The invention provides application of the method for simultaneously preparing L-rhamnose and isoquercetin in preparation of L-rhamnose and isoquercetin in the fields of medicine, food and agriculture.

The invention provides application of the DES recycling method in preparation of L-rhamnose and isoquercetin in the fields of medicine, food and agriculture.

The method has the beneficial effects that the L-rhamnose and isoquercitrin are prepared by using a eutectic solvent (DES) medium, the DES is used as a medium to convert rutin and simultaneously prepare L-rhamnose and isoquercitrin, under an optimized condition, 130 g/L of rutin can be completely converted, a double-aqueous-phase system is used for extraction, the isoquercitrin and L-rhamnose with high purity are obtained, the DES can be recycled, and the obtained isoquercitrin still has the purity of 92.28% after 4 times of recycling.

Drawings

FIG. 1 is a diagram of the preparation of L-rhamnose and isoquercitin simultaneously by a eutectic solvent medium.

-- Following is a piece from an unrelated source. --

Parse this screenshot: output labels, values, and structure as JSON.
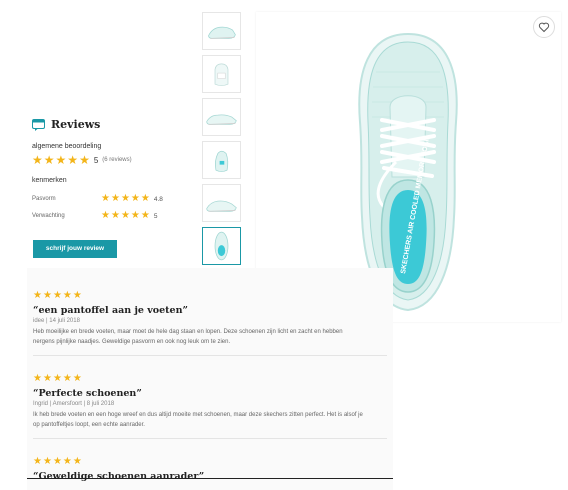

FIG. 2 is a diagram of the selection of two aqueous phase salts.

FIG. 3 is the HP L C spectrum of the product obtained by preparation, isoquercetin, (a) as isoquercetin standard and (b) as obtained isoquercetin product.

FIG. 4 is an HP L C map of L-rhamnose, (a) L-rhamnose standard and (b) L-rhamnose product obtained from the preparation.

Detailed Description

The enzyme activity is determined by adding 50 μ L pNPR and 50 μ L enzyme solution into 400 μ L citric acid buffer solution (50mM, pH 5.0), adding 1M L1M Na immediately after 1min in 50 deg.C thermostatic water bath₂CO₃The reaction was stopped and developed and the absorbance was measured at 400 nm.

Definition of enzyme activity: the amount of enzyme required to produce 1. mu. mol of p-nitrophenol per minute under the above conditions was defined as one unit of enzyme activity.